Farmland Fadeout

Waste Management

DOWN the road from the converted barn where we live, Dom Provost wants to turn 50 acres of meadow and woodland into a "destination resort," with a golf course, tennis courts, condominiums, and plenty of parking for Winnebagos. This could be a boost to the local economy, which relies heavily on tourism, and besides it's his land so why not? "Why not" is because those 50 acres are also good for agriculture, which is why local and state agencies for several years have been wrestling over whether to let the land be built upon.

The story of Dom Provost's 50 acres is being played out all over the country as United States farmland continues to disappear at an unsettling rate. By the time you're through this newspaper, another 100 acres will be gone. Over a year's time, that's a million and a half acres lost to development.

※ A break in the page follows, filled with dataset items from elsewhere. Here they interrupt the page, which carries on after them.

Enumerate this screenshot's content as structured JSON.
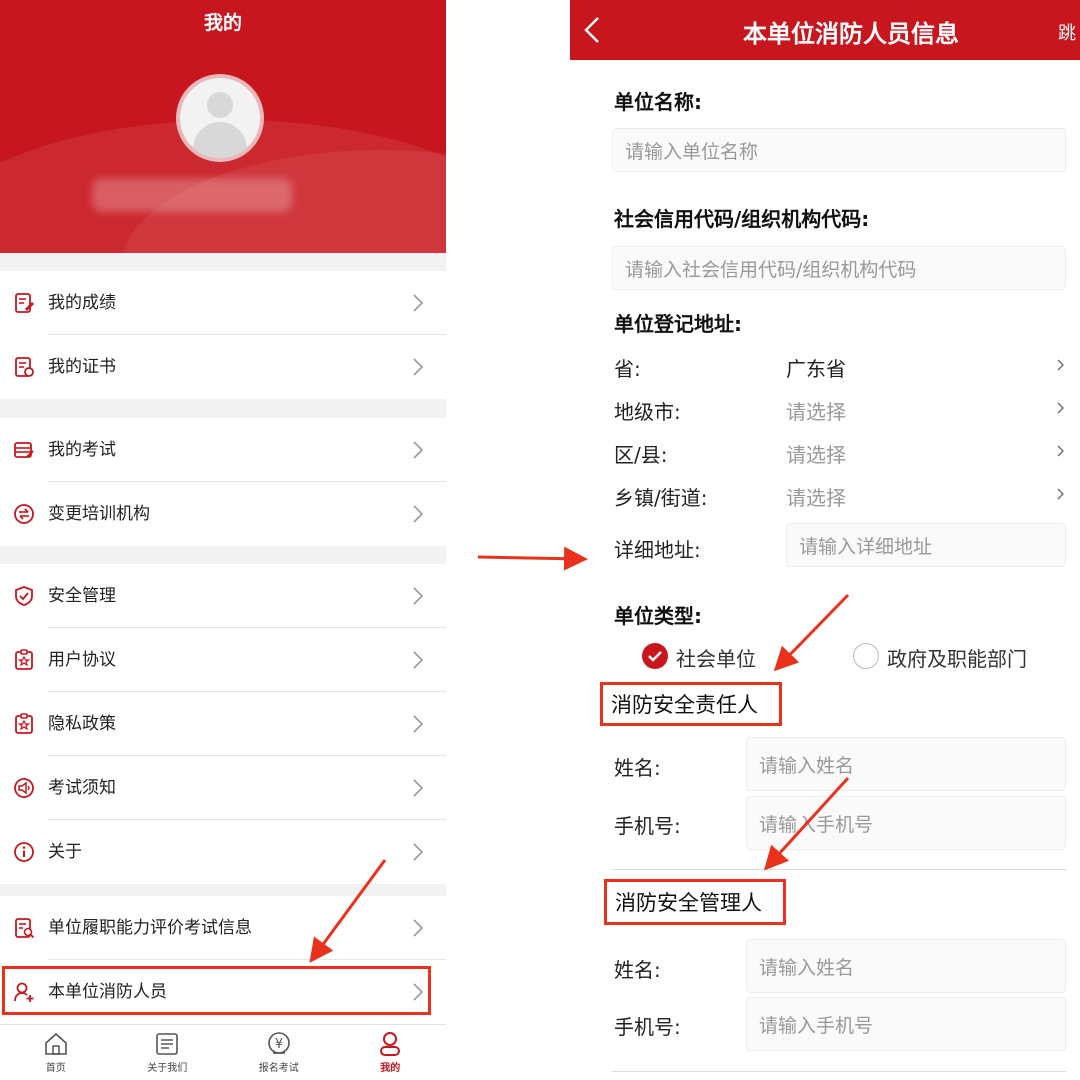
{
  "left": {
    "profile": {
      "title": "我的"
    },
    "menu_groups": [
      [
        {
          "label": "我的成绩",
          "icon": "score-icon"
        },
        {
          "label": "我的证书",
          "icon": "certificate-icon"
        }
      ],
      [
        {
          "label": "我的考试",
          "icon": "exam-icon"
        },
        {
          "label": "变更培训机构",
          "icon": "switch-icon"
        }
      ],
      [
        {
          "label": "安全管理",
          "icon": "shield-icon"
        },
        {
          "label": "用户协议",
          "icon": "agreement-icon"
        },
        {
          "label": "隐私政策",
          "icon": "privacy-icon"
        },
        {
          "label": "考试须知",
          "icon": "notice-icon"
        },
        {
          "label": "关于",
          "icon": "info-icon"
        }
      ],
      [
        {
          "label": "单位履职能力评价考试信息",
          "icon": "evaluation-icon"
        },
        {
          "label": "本单位消防人员",
          "icon": "add-person-icon"
        }
      ]
    ],
    "tabbar": [
      {
        "label": "首页",
        "icon": "home-icon"
      },
      {
        "label": "关于我们",
        "icon": "about-icon"
      },
      {
        "label": "报名考试",
        "icon": "yen-icon"
      },
      {
        "label": "我的",
        "icon": "person-icon",
        "active": true
      }
    ]
  },
  "right": {
    "nav": {
      "title": "本单位消防人员信息",
      "skip": "跳"
    },
    "unit_name": {
      "label": "单位名称:",
      "placeholder": "请输入单位名称"
    },
    "credit_code": {
      "label": "社会信用代码/组织机构代码:",
      "placeholder": "请输入社会信用代码/组织机构代码"
    },
    "address": {
      "label": "单位登记地址:",
      "province": {
        "label": "省:",
        "value": "广东省"
      },
      "city": {
        "label": "地级市:",
        "value": "请选择"
      },
      "district": {
        "label": "区/县:",
        "value": "请选择"
      },
      "town": {
        "label": "乡镇/街道:",
        "value": "请选择"
      },
      "detail": {
        "label": "详细地址:",
        "placeholder": "请输入详细地址"
      }
    },
    "unit_type": {
      "label": "单位类型:",
      "options": [
        {
          "label": "社会单位",
          "selected": true
        },
        {
          "label": "政府及职能部门",
          "selected": false
        }
      ]
    },
    "responsible_person": {
      "title": "消防安全责任人",
      "name": {
        "label": "姓名:",
        "placeholder": "请输入姓名"
      },
      "phone": {
        "label": "手机号:",
        "placeholder": "请输入手机号"
      }
    },
    "manager_person": {
      "title": "消防安全管理人",
      "name": {
        "label": "姓名:",
        "placeholder": "请输入姓名"
      },
      "phone": {
        "label": "手机号:",
        "placeholder": "请输入手机号"
      }
    }
  },
  "colors": {
    "brand_red": "#c8161e",
    "annotation_red": "#e8321c",
    "placeholder": "#999999"
  }
}
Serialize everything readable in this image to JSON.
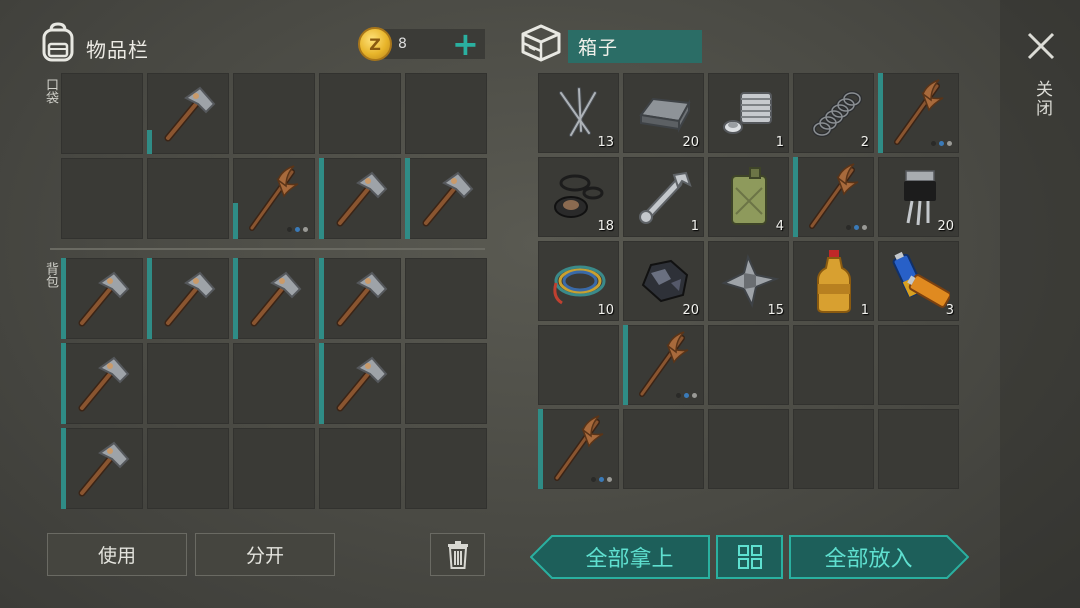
{
  "inventory": {
    "title": "物品栏",
    "pocket_label": "口袋",
    "backpack_label": "背包",
    "coins": "8",
    "pocket": [
      {
        "item": "",
        "qty": "",
        "dur": 0
      },
      {
        "item": "hammer",
        "qty": "",
        "dur": 0.3
      },
      {
        "item": "",
        "qty": "",
        "dur": 0
      },
      {
        "item": "",
        "qty": "",
        "dur": 0
      },
      {
        "item": "",
        "qty": "",
        "dur": 0
      },
      {
        "item": "",
        "qty": "",
        "dur": 0
      },
      {
        "item": "",
        "qty": "",
        "dur": 0
      },
      {
        "item": "pickaxe",
        "qty": "",
        "dur": 0.45,
        "dots": true
      },
      {
        "item": "hammer",
        "qty": "",
        "dur": 1
      },
      {
        "item": "hammer",
        "qty": "",
        "dur": 1
      }
    ],
    "backpack": [
      {
        "item": "hammer",
        "qty": "",
        "dur": 1
      },
      {
        "item": "hammer",
        "qty": "",
        "dur": 1
      },
      {
        "item": "hammer",
        "qty": "",
        "dur": 1
      },
      {
        "item": "hammer",
        "qty": "",
        "dur": 1
      },
      {
        "item": "",
        "qty": "",
        "dur": 0
      },
      {
        "item": "hammer",
        "qty": "",
        "dur": 1
      },
      {
        "item": "",
        "qty": "",
        "dur": 0
      },
      {
        "item": "",
        "qty": "",
        "dur": 0
      },
      {
        "item": "hammer",
        "qty": "",
        "dur": 1
      },
      {
        "item": "",
        "qty": "",
        "dur": 0
      },
      {
        "item": "hammer",
        "qty": "",
        "dur": 1
      },
      {
        "item": "",
        "qty": "",
        "dur": 0
      },
      {
        "item": "",
        "qty": "",
        "dur": 0
      },
      {
        "item": "",
        "qty": "",
        "dur": 0
      },
      {
        "item": "",
        "qty": "",
        "dur": 0
      }
    ],
    "use_label": "使用",
    "split_label": "分开"
  },
  "chest": {
    "title": "箱子",
    "slots": [
      {
        "item": "nails",
        "qty": "13",
        "dur": 0
      },
      {
        "item": "iron-bar",
        "qty": "20",
        "dur": 0
      },
      {
        "item": "engine-part",
        "qty": "1",
        "dur": 0
      },
      {
        "item": "spring",
        "qty": "2",
        "dur": 0
      },
      {
        "item": "pickaxe",
        "qty": "",
        "dur": 1,
        "dots": true
      },
      {
        "item": "rubber-rings",
        "qty": "18",
        "dur": 0
      },
      {
        "item": "wrench",
        "qty": "1",
        "dur": 0
      },
      {
        "item": "jerrycan",
        "qty": "4",
        "dur": 0
      },
      {
        "item": "pickaxe",
        "qty": "",
        "dur": 1,
        "dots": true
      },
      {
        "item": "transistor",
        "qty": "20",
        "dur": 0
      },
      {
        "item": "wire",
        "qty": "10",
        "dur": 0
      },
      {
        "item": "coal",
        "qty": "20",
        "dur": 0
      },
      {
        "item": "scrap-metal",
        "qty": "15",
        "dur": 0
      },
      {
        "item": "bottle",
        "qty": "1",
        "dur": 0
      },
      {
        "item": "batteries",
        "qty": "3",
        "dur": 0
      },
      {
        "item": "",
        "qty": "",
        "dur": 0
      },
      {
        "item": "pickaxe",
        "qty": "",
        "dur": 1,
        "dots": true
      },
      {
        "item": "",
        "qty": "",
        "dur": 0
      },
      {
        "item": "",
        "qty": "",
        "dur": 0
      },
      {
        "item": "",
        "qty": "",
        "dur": 0
      },
      {
        "item": "pickaxe",
        "qty": "",
        "dur": 1,
        "dots": true
      },
      {
        "item": "",
        "qty": "",
        "dur": 0
      },
      {
        "item": "",
        "qty": "",
        "dur": 0
      },
      {
        "item": "",
        "qty": "",
        "dur": 0
      },
      {
        "item": "",
        "qty": "",
        "dur": 0
      }
    ],
    "take_all_label": "全部拿上",
    "put_all_label": "全部放入"
  },
  "close_label": "关闭",
  "icons": {
    "backpack": "backpack-icon",
    "coin": "coin-icon",
    "plus": "plus-icon",
    "chest": "chest-icon",
    "close": "close-icon",
    "trash": "trash-icon",
    "sort": "sort-grid-icon"
  },
  "colors": {
    "accent": "#2ab0a0",
    "durability": "#2f8c86",
    "slot": "#3a3a36"
  }
}
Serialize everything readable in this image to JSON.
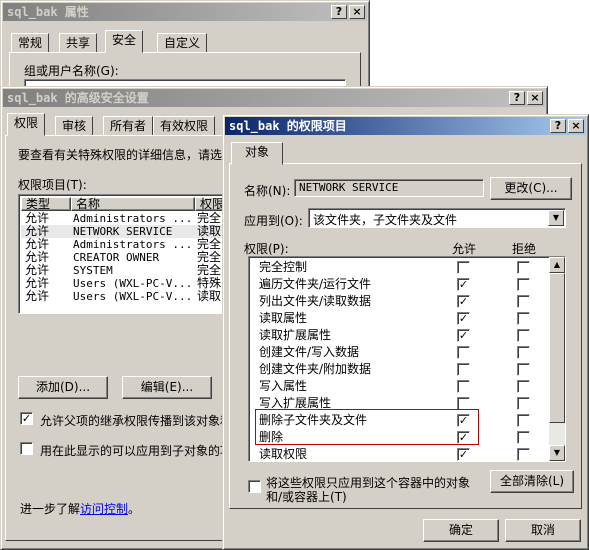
{
  "props_window": {
    "title": "sql_bak 属性",
    "tabs": [
      "常规",
      "共享",
      "安全",
      "自定义"
    ],
    "group_label": "组或用户名称(G):"
  },
  "adv_window": {
    "title": "sql_bak 的高级安全设置",
    "tabs": [
      "权限",
      "审核",
      "所有者",
      "有效权限"
    ],
    "intro": "要查看有关特殊权限的详细信息，请选",
    "entries_label": "权限项目(T):",
    "columns": [
      "类型",
      "名称",
      "权限"
    ],
    "rows": [
      {
        "type": "允许",
        "name": "Administrators ...",
        "perm": "完全"
      },
      {
        "type": "允许",
        "name": "NETWORK SERVICE",
        "perm": "读取"
      },
      {
        "type": "允许",
        "name": "Administrators ...",
        "perm": "完全"
      },
      {
        "type": "允许",
        "name": "CREATOR OWNER",
        "perm": "完全"
      },
      {
        "type": "允许",
        "name": "SYSTEM",
        "perm": "完全"
      },
      {
        "type": "允许",
        "name": "Users (WXL-PC-V...",
        "perm": "特殊"
      },
      {
        "type": "允许",
        "name": "Users (WXL-PC-V...",
        "perm": "读取"
      }
    ],
    "add_button": "添加(D)...",
    "edit_button": "编辑(E)...",
    "inherit_label": "允许父项的继承权限传播到该对象和",
    "replace_label": "用在此显示的可以应用到子对象的项",
    "more_text": "进一步了解",
    "more_link": "访问控制",
    "more_end": "。"
  },
  "perm_window": {
    "title": "sql_bak 的权限项目",
    "tab": "对象",
    "name_label": "名称(N):",
    "name_value": "NETWORK SERVICE",
    "change_button": "更改(C)...",
    "apply_label": "应用到(O):",
    "apply_value": "该文件夹，子文件夹及文件",
    "perms_label": "权限(P):",
    "allow_header": "允许",
    "deny_header": "拒绝",
    "permissions": [
      {
        "name": "完全控制",
        "allow": false,
        "deny": false
      },
      {
        "name": "遍历文件夹/运行文件",
        "allow": true,
        "deny": false
      },
      {
        "name": "列出文件夹/读取数据",
        "allow": true,
        "deny": false
      },
      {
        "name": "读取属性",
        "allow": true,
        "deny": false
      },
      {
        "name": "读取扩展属性",
        "allow": true,
        "deny": false
      },
      {
        "name": "创建文件/写入数据",
        "allow": false,
        "deny": false
      },
      {
        "name": "创建文件夹/附加数据",
        "allow": false,
        "deny": false
      },
      {
        "name": "写入属性",
        "allow": false,
        "deny": false
      },
      {
        "name": "写入扩展属性",
        "allow": false,
        "deny": false
      },
      {
        "name": "删除子文件夹及文件",
        "allow": true,
        "deny": false
      },
      {
        "name": "删除",
        "allow": true,
        "deny": false
      },
      {
        "name": "读取权限",
        "allow": true,
        "deny": false
      }
    ],
    "apply_only_label_1": "将这些权限只应用到这个容器中的对象",
    "apply_only_label_2": "和/或容器上(T)",
    "clear_all_button": "全部清除(L)",
    "ok_button": "确定",
    "cancel_button": "取消"
  },
  "titlebar_buttons": {
    "help": "?",
    "close": "×"
  },
  "highlight_color": "#c00000"
}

Farmland covering an area larger than Massachusetts, Vermont, Connecticut, New Jersey, and New Hampshire combined has been lost to urban sprawl over the past two decades. According to the American Farmland Trust, 30 percent of the country's agricultural production takes place in counties inside or next to metropolitan areas. And when agriculture is squeezed onto marginal land, farmers need to use more fertilizers and pesticides - which can harm water, soil, and animal habitat.

Then there's the 3 billion tons of topsoil blown or washed away because of erosion, which some experts say is worse than the "dust bowl" years.

Government agriculture policy has been one of the culprits. Uncle Sam began emphasizing grain exports in the early 1970s, and this led to a resurgence of "sod busting" in some areas. Farm bills in the 1980s tied crop subsidies to soil conservation, but there were enough loopholes to drive a John Deere through.

"The $40 million we spend each day on farm-support programs shortchanges conservation while encouraging production of crops that are in oversupply," says Ralph Grossi, president of the American Farmland Trust and a third-generation beef and dairy farmer from northern California.

The farm bill signed into law last November signals an important turnaround in government policy.

Among other things, it pays farmers rent for the time they take their land out of production to help prevent soil erosion, and it expands the types of lands eligible for this sensible and farsighted subsidy. It toughens the sanctions against farmers who violate conservation compliance plans, mainly by cutting their federal benefits. And it gives financial support to "Farms for the Future" programs under which states protect farmland by purchasing development rights.

Senate Agriculture Committee Chairman Patrick Leahy (D) of Vermont was right to call it "one of the most important environmental laws passed by this Congress."

Now comes the hard part, which is political will and financial commitment. President Bush's policy regarding wetlands is "no net loss." He should state the same thing about farmland, firmly and clearly. It's a national resource just as deserving of protection as wilderness or coastal zones; when they're gone, they're gone forever.

Federal financial priorities need to be shifted. The government this year will spend $3 billion on conservation, but nearly $11 billion on commodity price supports. That ratio is out of whack. The 1991 budget includes $6.8 million for a program called LISA (Low Input, Sustainable Agriculture), which finds ways to break the fertilizer/pesticide habit. But that's a drop in the bucket compared with more dubious schemes like "star wars."

Individuals can help, too, by supporting groups like the American Farmland Trust (AFT), a nonprofit group that provides technical expertise to farmers and farm agencies. Donations to AFT's revolving fund to buy farmland or development rights have permanently protected nearly 40,000 acres. The organization has just issued a six-point plan for protecting agricultural resources that should be required reading for every lawmaker.

It may well be that the greater good would be served by having golfers instead of cows wandering around Dom Provost's 50 acres. And property rights shouldn't be lightly overruled. But the way things have been going with US farmland also makes it clear that we need to preserve and restore as much of that land as possible.